Selective recovery of rhenium from the simulating leaching solutions of uranium ore by amino guanidine functionalized microcrystalline cellulose microsphere

Abstract

Rhenium (Re) is the rarest metallic element. Re recovery from leaching solution of uranium ore can not only expand the Re resource, but also improve the mining value of uranium ore. In this paper, amino guanidine functionalized cellulose (AGfC) was successfully synthesized and employed as material for effective and selective separation of Re. The adsorption behavior of AGfC toward Re was systematically investigated with batch and fix-bed column experiments. The results demonstrated that the adsorption kinetics were followed by the pseudo-second-order kinetic model.
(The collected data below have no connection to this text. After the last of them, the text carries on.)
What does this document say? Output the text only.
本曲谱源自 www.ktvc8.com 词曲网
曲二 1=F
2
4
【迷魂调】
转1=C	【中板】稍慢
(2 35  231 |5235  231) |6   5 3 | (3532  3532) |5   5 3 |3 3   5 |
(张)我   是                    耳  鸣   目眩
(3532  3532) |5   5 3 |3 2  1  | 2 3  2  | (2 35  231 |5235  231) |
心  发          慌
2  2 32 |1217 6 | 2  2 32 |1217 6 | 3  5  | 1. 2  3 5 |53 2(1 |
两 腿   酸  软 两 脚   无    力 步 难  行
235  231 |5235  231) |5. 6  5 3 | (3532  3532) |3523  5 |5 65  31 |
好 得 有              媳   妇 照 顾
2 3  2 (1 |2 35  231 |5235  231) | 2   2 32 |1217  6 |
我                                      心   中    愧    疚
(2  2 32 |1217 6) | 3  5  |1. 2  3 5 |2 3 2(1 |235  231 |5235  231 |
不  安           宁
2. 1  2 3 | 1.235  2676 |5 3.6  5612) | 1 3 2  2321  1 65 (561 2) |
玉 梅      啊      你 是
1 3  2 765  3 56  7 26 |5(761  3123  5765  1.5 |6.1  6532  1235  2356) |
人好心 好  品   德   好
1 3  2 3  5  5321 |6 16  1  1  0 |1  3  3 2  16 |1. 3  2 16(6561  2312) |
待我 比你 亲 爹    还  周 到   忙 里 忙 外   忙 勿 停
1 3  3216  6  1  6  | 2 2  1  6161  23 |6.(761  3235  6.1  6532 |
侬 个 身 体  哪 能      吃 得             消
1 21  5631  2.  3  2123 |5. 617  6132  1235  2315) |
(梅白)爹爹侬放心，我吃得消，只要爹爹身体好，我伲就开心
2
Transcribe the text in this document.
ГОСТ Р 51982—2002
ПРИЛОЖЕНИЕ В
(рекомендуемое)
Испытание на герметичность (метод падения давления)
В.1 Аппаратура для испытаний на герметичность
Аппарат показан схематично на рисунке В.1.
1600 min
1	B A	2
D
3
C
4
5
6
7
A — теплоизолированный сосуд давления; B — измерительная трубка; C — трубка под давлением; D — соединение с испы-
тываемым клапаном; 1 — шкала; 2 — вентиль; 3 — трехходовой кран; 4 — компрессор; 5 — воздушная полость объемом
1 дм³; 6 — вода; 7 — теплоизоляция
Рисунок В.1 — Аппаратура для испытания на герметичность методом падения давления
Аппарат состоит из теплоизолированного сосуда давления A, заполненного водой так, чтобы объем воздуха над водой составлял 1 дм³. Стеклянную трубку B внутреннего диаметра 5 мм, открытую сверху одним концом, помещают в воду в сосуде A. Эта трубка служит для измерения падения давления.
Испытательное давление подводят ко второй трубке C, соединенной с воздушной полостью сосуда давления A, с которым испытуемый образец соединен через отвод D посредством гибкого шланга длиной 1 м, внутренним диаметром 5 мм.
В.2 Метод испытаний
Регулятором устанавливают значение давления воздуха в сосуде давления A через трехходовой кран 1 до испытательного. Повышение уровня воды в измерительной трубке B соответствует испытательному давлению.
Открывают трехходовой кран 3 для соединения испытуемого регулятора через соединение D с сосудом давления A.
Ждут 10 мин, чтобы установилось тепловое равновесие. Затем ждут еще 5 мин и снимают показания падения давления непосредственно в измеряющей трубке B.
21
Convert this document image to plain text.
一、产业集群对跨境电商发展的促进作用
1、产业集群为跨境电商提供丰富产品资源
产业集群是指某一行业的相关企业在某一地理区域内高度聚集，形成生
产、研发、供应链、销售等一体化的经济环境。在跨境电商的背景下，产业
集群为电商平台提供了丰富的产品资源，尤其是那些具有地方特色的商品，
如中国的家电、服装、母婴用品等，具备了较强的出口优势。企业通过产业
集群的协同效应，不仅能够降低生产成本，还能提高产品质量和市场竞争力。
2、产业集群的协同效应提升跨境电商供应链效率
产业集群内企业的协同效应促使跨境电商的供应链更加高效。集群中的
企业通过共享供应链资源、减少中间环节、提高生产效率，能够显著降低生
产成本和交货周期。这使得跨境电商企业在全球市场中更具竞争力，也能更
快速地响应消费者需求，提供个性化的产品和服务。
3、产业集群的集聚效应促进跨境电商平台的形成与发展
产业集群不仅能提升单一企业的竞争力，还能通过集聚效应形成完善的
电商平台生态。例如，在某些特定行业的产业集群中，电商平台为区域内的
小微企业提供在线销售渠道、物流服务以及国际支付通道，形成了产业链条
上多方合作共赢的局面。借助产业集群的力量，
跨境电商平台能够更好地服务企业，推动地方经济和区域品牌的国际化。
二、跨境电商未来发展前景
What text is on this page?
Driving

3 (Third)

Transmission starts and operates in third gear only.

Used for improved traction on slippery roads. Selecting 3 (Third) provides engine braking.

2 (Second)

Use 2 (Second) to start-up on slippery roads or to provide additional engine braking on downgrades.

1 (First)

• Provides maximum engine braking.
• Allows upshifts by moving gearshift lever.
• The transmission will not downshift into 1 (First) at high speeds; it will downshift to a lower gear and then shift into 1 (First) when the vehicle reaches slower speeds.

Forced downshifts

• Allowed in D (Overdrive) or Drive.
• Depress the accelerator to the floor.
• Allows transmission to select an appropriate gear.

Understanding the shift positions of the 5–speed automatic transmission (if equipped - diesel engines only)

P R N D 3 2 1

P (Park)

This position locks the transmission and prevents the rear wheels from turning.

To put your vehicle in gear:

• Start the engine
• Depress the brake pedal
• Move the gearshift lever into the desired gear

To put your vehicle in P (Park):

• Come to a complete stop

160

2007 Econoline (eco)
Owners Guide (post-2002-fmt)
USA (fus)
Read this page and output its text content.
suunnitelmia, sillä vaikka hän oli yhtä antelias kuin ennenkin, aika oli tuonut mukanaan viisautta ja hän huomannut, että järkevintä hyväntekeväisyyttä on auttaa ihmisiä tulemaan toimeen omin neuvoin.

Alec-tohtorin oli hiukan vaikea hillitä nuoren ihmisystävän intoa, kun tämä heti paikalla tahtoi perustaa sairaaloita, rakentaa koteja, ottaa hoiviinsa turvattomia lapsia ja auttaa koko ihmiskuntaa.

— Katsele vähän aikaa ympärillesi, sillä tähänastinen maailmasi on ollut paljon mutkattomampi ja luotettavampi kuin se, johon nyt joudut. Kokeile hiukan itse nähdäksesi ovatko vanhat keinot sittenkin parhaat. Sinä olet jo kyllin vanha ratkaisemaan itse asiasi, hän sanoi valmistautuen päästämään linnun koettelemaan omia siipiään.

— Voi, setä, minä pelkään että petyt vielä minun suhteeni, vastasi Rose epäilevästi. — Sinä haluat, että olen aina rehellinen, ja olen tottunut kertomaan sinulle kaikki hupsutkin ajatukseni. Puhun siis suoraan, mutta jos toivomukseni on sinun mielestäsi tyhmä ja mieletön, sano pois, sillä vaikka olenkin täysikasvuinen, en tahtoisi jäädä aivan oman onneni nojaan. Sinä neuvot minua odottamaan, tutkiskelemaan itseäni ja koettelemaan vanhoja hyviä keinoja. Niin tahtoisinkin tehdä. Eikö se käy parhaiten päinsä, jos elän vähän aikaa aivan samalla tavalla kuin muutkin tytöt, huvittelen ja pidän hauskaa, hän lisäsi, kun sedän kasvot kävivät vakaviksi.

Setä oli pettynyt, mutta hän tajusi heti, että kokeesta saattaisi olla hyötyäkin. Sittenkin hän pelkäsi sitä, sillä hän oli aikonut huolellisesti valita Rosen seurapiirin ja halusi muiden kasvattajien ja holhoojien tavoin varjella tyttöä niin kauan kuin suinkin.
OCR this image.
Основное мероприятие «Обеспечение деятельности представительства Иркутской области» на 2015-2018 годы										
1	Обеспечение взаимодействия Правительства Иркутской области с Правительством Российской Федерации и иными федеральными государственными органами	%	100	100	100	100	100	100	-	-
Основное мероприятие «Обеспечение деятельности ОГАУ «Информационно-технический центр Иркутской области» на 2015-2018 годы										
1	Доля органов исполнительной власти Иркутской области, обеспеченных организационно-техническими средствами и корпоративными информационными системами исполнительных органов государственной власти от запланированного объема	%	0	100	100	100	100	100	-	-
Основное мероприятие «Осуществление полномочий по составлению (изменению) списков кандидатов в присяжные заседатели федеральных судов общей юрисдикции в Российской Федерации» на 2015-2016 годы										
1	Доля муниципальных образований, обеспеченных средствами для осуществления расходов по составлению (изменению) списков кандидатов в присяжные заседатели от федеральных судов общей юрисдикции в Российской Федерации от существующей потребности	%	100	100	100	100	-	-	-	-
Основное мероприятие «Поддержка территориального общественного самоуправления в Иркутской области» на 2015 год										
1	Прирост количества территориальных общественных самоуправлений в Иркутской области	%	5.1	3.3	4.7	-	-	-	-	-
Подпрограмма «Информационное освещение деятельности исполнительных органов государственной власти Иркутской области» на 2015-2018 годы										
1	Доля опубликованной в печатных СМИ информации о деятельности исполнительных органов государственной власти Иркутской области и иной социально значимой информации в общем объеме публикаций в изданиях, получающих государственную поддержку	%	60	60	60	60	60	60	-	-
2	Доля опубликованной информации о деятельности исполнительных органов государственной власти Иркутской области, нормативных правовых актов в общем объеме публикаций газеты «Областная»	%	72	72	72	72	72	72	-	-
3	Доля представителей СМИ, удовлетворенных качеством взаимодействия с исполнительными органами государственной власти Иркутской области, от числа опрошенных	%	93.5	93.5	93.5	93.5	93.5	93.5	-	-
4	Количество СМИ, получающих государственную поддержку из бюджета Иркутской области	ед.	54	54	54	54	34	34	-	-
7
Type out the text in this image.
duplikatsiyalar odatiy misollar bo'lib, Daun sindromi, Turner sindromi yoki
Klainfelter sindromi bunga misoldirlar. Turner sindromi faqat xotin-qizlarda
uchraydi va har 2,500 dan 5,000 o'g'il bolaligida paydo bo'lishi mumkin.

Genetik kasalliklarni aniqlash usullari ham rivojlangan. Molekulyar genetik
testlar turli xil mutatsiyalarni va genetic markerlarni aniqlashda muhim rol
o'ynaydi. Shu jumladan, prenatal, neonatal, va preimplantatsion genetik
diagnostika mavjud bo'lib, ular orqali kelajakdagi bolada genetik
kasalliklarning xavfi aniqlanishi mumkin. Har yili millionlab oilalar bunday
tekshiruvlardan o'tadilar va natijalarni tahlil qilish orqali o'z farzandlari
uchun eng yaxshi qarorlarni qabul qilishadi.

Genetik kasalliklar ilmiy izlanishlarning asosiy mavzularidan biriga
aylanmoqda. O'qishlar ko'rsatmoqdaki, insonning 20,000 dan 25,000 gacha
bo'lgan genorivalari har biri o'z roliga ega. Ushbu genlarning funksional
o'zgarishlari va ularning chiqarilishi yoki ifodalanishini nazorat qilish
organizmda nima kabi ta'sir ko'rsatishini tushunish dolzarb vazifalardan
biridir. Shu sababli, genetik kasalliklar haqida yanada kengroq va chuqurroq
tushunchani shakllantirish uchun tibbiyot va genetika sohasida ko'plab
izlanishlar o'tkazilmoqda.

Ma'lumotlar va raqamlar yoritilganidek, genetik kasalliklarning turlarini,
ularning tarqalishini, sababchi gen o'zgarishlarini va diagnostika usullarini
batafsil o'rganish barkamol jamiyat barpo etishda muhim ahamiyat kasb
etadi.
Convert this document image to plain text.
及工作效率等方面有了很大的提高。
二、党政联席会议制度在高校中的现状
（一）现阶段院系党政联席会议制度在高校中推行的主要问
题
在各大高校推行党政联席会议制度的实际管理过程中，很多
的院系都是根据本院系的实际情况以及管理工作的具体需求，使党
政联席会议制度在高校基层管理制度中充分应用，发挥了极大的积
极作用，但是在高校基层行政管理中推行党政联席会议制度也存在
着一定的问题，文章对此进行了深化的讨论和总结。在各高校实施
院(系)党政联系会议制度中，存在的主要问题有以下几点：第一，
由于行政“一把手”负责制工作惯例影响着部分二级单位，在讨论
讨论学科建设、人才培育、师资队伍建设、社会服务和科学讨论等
The adsorption isotherm was followed by the Langmuir model, which calculated a maximum adsorption capacity of 264.55 mg/g at pH 2.37. The fix-bed column tests revealed that the Thomas model and Yoon-Nelson model can best describe the column adsorption data. Especially, AGfC can effectively and selectively separate trace ReO4– from the simulated underground leaching solutions of uranium ore. Furthermore, AGfC can be effectively regenerated by HCl or HNO3. FTIR and XPS analyses showed that the adsorption mechanism of ReO4– was the hydrogen bond and the electrostatic interaction by the positive charge of AGfC.